C’est donc acté. Mohamed Bazoum a bel et bien été renversé, à son tour. Même si le nouvel homme fort du pays peine à émerger et à s’afficher en public, le soutien que les putschistes ont reçu hier jeudi de l’Etat-major de l’armée et même de certaines formations politiques, consolide leur position. Les menaces et les négociations de la CEDEAO n’auront donc pas pu éviter un autre coup d’Etat dans la région. Pour autant, l’organisation ne doit et ne peut pas croiser les bras. Au risque de laisser ce sordide effet domino se poursuivre de manière à engloutir un autre pays, il lui faut entreprendre quelque chose. Peut-être bien qu’une intervention militaire peut s’avérer risquée désormais, y compris pour Mohamed Bazoum et sa famille, encore entre les mains de la junte. Mais il ne peut pas être question de se contenter de constater les dégâts. Ce serait abdiquer face cette forfaiture qui sévit comme une épidémie. Aidée par la communauté internationale, l’organisation sous-régionale doit taper du poing sur la table afin d’une part, de récolter de fortes garanties de la part des putschistes, et de l’autre, d’envoyer un signal fort aux trois autres juntes qui doivent se réjouir des derniers développements à Niamey. Il en va de crédibilité et au-delà, de sa survie tout court.

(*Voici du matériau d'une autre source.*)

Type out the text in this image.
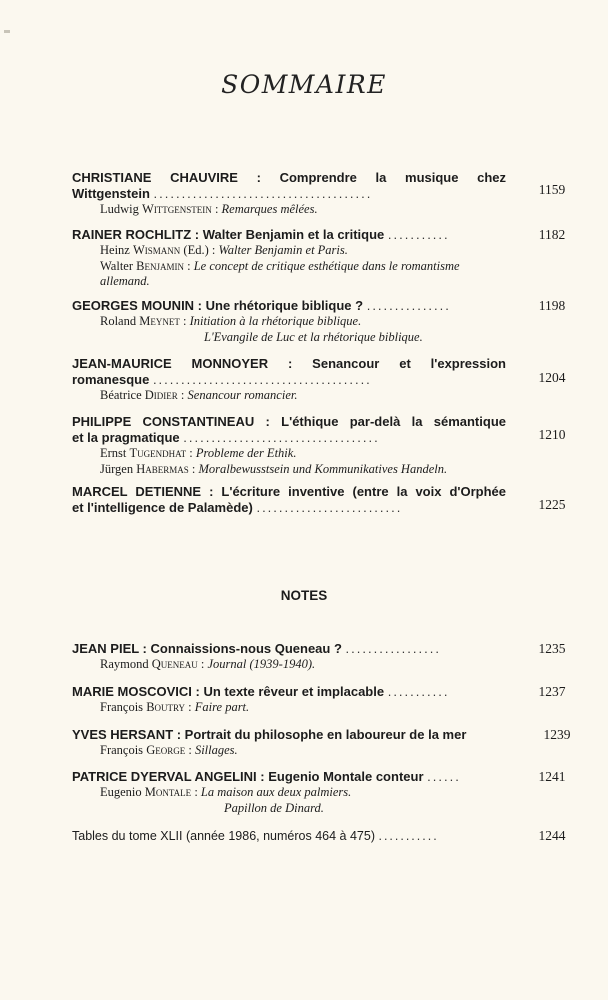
SOMMAIRE
CHRISTIANE CHAUVIRE : Comprendre la musique chez
Wittgenstein .......................................
Ludwig Wittgenstein : Remarques mêlées.
1159
RAINER ROCHLITZ : Walter Benjamin et la critique ...........
Heinz Wismann (Ed.) : Walter Benjamin et Paris.
Walter Benjamin : Le concept de critique esthétique dans le romantisme
allemand.
1182
GEORGES MOUNIN : Une rhétorique biblique ? ...............
Roland Meynet : Initiation à la rhétorique biblique.
L'Evangile de Luc et la rhétorique biblique.
1198
JEAN-MAURICE MONNOYER : Senancour et l'expression
romanesque .......................................
Béatrice Didier : Senancour romancier.
1204
PHILIPPE CONSTANTINEAU : L'éthique par-delà la sémantique
et la pragmatique ...................................
Ernst Tugendhat : Probleme der Ethik.
Jürgen Habermas : Moralbewusstsein und Kommunikatives Handeln.
1210
MARCEL DETIENNE : L'écriture inventive (entre la voix d'Orphée
et l'intelligence de Palamède) ..........................	1225
NOTES
JEAN PIEL : Connaissions-nous Queneau ? .................
Raymond Queneau : Journal (1939-1940).
1235
MARIE MOSCOVICI : Un texte rêveur et implacable ...........
François Boutry : Faire part.
1237
YVES HERSANT : Portrait du philosophe en laboureur de la mer
François George : Sillages.
1239
PATRICE DYERVAL ANGELINI : Eugenio Montale conteur ......
Eugenio Montale : La maison aux deux palmiers.
Papillon de Dinard.
1241
Tables du tome XLII (année 1986, numéros 464 à 475) ...........	1244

C’est alors que la CEDEAO, à travers le nouveau président en exercice, Bola Tinubu, cherchait à reprendre de l’élan qu’est intervenu le coup d’Etat contre Mohamed Bazoum. Après le discours fort qu’il a tenu le 9 juillet à l’issue du sommet de Bissau, le président nigérian venait en effet de réunir la Troika + 1 pour plancher sur la stratégie de gestion des transitions dans la région. Il était même prévu que le président béninois, Patrice Talon se rende très prochainement à Conakry, Bamako et Ouagadougou. On peut penser donc que ce plan est désormais mis à mal par l’urgence imposée par les évènements de Niamey. Il est vrai qu’on peut imaginer que le très déterminé président nigérian n’était pas préparé à un retournement de situation aussi brusque. Il a logiquement de quoi avoir été sonné par la soudaineté avec laquelle ce nouveau défi a émergé.

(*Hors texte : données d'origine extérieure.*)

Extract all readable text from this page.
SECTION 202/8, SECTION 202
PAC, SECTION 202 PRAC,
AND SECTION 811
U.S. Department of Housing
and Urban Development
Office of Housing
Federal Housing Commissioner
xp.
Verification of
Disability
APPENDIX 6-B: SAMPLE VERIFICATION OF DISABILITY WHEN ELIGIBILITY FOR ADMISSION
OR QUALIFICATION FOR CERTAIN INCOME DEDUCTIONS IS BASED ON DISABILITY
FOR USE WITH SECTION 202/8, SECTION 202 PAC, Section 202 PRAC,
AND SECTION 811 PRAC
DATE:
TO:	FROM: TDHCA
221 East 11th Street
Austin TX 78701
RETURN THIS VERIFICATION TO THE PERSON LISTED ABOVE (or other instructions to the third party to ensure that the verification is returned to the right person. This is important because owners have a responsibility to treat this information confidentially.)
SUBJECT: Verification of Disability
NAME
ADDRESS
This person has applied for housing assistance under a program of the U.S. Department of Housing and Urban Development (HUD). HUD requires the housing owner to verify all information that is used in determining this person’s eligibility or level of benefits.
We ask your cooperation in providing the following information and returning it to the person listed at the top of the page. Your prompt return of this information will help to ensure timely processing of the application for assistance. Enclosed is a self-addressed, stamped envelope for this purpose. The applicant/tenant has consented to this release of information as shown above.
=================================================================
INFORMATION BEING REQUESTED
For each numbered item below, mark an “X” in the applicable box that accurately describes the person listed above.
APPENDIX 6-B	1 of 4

Cependant, ce défi-là pourrait bien être transformé en une opportunité inespérée. Si en effet la CEDEAO réussit à tenir un langage de fermeté aux nouveaux putschistes nigériens et que cela donne des résultats, cette posture-là pourrait être capitalisée par rapport aux trois autres juntes. D’abord, même si elle n’est pas sans risque, l’hypothèse d’une intervention militaire de la part d’une troupe régionale est quelque chose de bien envisageable. En tout cas, quelque part, les nouveaux maîtres à Niamey éprouvent une certaine appréhension à propos. Cela ressort de cette mise en garde consignée dans le communiqué de ralliement de l’Etat-major nigérien : « Toute intervention militaire extérieure, de quelle que provenance que ce soit, risquerait d’avoir des conséquences désastreuses et incontrôlables pour nos populations et le chaos pour notre pays ». Cela ressemble bien à un chantage déguisé de la part d’une junte qui appréhende et redoute une opération punitive. Et qu’elle redoute une telle perspective, cela ne doit pas être anodin.

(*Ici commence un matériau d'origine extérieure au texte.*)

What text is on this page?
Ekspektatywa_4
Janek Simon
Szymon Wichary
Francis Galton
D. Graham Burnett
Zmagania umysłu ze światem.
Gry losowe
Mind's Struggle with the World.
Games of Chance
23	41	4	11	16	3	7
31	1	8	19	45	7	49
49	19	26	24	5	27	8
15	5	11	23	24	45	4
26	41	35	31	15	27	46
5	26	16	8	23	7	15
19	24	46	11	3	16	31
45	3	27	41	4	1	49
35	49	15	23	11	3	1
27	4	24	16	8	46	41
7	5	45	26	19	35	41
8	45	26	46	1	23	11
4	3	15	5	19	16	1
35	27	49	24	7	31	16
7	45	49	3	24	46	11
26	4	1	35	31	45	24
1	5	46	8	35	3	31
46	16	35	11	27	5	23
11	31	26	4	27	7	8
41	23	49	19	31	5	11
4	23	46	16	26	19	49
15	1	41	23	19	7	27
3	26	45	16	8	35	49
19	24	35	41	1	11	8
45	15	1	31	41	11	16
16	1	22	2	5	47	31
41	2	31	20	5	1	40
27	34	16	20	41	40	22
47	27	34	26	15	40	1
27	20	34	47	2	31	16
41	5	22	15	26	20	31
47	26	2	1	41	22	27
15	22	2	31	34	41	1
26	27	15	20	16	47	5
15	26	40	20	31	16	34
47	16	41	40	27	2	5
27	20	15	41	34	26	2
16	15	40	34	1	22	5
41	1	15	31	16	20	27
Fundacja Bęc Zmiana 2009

Mais à supposer qu’on juge cette option non viable, bien d’autres concessions peuvent être exigées de la junte. Au nombre de celles-ci, on peut via la pression, contraindre les militaires à laisser la gestion de la période intermédiaire à un civil, voire même à laisser appliquer les dispositions constitutionnelles prévues en cas de vacance du pouvoir. Mohamed Bazoum s’en irait bien sûr. Mais les militaires eux-mêmes hériteraient pas du fauteuil, alors que la vacance du pouvoir, elle-même, ne prendrait pas de temps. Mais si cela non plus ne peut pas être obtenu, on peut aussi exiger d’eux qu’ils rendent le tablier au terme d’un délai maximum de six mois. Ce qui fait qu’au plus tard, en janvier prochain, un nouveau président prendrait fonction à Niamey.
Toutes ces concessions seraient de nature à signifier à la fois au nouveau CNSP nigérien, mais aussi aux autres chefs de transitions dans la région que la récréation est terminée. Or, c’est justement ce message-là qu’il convient d’envoyer aujourd’hui. Si en tout cas, l’on veut que la spirale s’arrête.